"Sendirian saja. Mbak??"
Pertanyaan itu kerap terlontar saat aku menikmati perjalanan "ecek-ecek" lintas kota, lintas provinsi di atas moda kendara umum baik itu bus ataupun kereta api. Biasanya hanya aku jawab dengan anggukan atau senyuman.
Bagiku, tidak ada kata sendiri dalam perjalanan yang telah aku tempuh. Ada Tuhan, sang penentu ke mana arah kaki melangkah yang aku yakini menjadi penggerak atas tiap kepindahan ruangku. Dari satu perjalanan ke perjalanan yang lain.
Sungguh bersyukur aku tumbuh pada zaman yang tidak lagi mengekang perempuan untuk "keluyuran" di luaran. Apa jadinya jika aku hidup di zaman sebelum maraknya emansipasi, tidak ada nafas panjang yang mampu meredakan penat akibat terlalu lama berada di dalam rumah.
Sekelumit kisah sempat aku dengar bahwa pada usia yang terlalu dini yakni 3-4 bulan pasca dilahirkan aku telah diajak menempuh perjalanan. Antara Jakarta dan Tegal, di situlah awal perjalanan hidup yang kemudian mengakar hingga sekarang bahkan mungkin nanti.
Percaya tidak percaya, tanda lahir itu ada. Andeng-andeng alias tahi lalat yakni titik kecil berwarna hitam menjadi noktah yang melekat persis di kulit tumit kaki sebelah kiri. Berharap bukan sebuah kutukan, ketika ibu kerap berucap aku akan menjadi orang yang suka ngeluyur alias kuat jalan, ayo saja jika diajak jalan.
Konon petunjuk andeng-andeng ada di bagian tubuh yang mana dan bagaimana pengaruh pada orangnya bisa dilihat di primbon Jawa "betaljemur". Begitu salah satu sumber referensi kekunoan patut menjadi rujukan literasi pada zaman kekinian.
Â
Setiap kita pasti pernah menempuh perjalanan. Aku masih belum cukup PD (percaya diri) disebut sebagai seorang traveller. Apalah arti perjalanan sederhanaku jika dibanding dengan perjalanan manca negara yang kerap ditempuh oleh mereka dengan segala cerita. Kemudian tren gaya hidup travelling pun belakangan banyak disuka.
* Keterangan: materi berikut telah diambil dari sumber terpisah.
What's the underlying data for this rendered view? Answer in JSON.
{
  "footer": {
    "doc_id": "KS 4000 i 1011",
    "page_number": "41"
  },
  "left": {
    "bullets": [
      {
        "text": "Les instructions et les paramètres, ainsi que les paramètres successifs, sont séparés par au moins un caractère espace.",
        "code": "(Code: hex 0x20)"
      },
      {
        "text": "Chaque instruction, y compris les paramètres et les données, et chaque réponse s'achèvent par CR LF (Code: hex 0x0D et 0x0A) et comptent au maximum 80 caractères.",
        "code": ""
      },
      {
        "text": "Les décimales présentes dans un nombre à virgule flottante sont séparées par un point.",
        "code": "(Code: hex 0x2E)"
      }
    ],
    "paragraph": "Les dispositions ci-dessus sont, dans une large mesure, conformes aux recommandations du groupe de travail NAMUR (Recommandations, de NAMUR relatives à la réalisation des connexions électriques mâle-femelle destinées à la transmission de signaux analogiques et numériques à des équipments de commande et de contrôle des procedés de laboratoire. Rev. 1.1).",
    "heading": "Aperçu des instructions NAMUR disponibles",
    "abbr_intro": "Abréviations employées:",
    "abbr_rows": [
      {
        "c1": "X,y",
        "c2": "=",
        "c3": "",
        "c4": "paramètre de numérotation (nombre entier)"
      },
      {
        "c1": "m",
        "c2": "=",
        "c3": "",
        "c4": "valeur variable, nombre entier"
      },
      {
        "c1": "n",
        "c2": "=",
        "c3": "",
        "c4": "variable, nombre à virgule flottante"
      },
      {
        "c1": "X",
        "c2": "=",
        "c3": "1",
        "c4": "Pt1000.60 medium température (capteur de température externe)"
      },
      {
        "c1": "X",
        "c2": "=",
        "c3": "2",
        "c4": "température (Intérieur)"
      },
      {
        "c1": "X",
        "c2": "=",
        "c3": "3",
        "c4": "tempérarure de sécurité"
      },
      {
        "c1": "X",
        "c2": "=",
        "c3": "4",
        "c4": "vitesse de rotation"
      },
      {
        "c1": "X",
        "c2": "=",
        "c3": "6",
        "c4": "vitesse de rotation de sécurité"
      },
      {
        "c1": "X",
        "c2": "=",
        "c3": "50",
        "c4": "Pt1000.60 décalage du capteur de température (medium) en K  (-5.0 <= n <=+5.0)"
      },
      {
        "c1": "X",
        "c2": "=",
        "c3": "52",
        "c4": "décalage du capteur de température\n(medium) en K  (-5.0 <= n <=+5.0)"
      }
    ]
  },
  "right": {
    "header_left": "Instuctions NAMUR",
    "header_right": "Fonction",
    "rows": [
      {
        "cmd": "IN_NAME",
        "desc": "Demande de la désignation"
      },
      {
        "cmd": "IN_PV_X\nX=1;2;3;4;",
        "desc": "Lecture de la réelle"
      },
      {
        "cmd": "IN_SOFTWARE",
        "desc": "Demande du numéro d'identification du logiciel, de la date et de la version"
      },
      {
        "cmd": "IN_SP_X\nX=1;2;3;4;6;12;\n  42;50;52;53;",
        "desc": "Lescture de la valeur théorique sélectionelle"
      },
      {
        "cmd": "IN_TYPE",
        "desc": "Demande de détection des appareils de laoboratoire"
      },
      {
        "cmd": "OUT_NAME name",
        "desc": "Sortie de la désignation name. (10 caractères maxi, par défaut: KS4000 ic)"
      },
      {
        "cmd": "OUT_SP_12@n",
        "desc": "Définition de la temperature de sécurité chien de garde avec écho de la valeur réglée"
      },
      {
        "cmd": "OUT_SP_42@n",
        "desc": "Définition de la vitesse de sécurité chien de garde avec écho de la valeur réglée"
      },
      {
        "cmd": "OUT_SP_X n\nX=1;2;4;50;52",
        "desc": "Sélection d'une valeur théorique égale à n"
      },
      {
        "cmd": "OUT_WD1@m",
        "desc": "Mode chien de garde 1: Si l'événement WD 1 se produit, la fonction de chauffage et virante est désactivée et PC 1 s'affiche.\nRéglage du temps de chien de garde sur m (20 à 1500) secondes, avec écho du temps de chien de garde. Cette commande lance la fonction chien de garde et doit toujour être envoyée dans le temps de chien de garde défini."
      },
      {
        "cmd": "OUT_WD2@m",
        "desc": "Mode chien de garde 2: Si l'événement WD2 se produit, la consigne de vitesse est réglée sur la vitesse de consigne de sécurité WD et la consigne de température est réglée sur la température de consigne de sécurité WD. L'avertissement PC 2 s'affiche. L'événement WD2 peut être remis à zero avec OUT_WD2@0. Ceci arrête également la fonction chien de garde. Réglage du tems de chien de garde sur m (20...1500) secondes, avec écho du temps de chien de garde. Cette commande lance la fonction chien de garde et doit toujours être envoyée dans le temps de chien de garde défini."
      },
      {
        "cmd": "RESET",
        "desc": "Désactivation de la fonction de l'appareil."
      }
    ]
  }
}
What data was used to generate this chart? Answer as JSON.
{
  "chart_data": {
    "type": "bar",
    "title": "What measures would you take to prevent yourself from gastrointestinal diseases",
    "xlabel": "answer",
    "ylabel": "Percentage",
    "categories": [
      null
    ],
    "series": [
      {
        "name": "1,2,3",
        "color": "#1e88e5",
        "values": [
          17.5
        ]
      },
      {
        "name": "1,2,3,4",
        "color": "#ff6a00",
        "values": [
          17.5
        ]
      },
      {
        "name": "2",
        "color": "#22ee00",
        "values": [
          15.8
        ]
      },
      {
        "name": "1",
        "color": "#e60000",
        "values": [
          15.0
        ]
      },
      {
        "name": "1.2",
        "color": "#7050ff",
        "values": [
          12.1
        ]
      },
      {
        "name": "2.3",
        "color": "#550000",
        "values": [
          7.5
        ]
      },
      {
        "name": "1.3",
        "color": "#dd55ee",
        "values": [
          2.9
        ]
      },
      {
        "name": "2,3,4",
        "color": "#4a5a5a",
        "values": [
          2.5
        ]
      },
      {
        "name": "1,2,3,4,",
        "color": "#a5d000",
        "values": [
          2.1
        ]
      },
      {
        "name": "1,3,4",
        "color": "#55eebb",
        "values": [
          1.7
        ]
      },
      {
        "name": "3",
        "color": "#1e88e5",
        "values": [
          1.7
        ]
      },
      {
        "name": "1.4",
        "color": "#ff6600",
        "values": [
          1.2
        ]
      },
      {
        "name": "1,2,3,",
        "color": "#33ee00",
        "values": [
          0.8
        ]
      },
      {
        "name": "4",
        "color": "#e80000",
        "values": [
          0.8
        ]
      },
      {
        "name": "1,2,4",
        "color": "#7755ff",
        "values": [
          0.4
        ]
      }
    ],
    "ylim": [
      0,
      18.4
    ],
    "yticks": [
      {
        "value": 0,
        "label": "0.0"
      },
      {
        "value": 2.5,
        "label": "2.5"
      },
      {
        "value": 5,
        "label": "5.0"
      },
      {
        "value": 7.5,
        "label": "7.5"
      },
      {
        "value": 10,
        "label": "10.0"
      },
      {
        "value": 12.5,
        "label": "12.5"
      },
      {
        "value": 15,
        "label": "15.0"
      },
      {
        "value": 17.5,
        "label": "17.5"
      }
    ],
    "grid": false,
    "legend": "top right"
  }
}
Ah, aku hanya pejalan biasa.
Jika boleh jujur, "Minggat" adalah petualangan yang patut disebut sebagai sebuah awal perjalanan hidupku. Bukan saat studi tour atau darma wisata sekolah. Melainkan saat kabur dari rumah. Tak tanggung-tanggung, untuk ukuran perempuan berusia 17 tahun saat itu. Pergi sendirian menggunakan bus malam tanpa arah tujuan. Sekadar ingin menunjukkan sebuah perlawanan.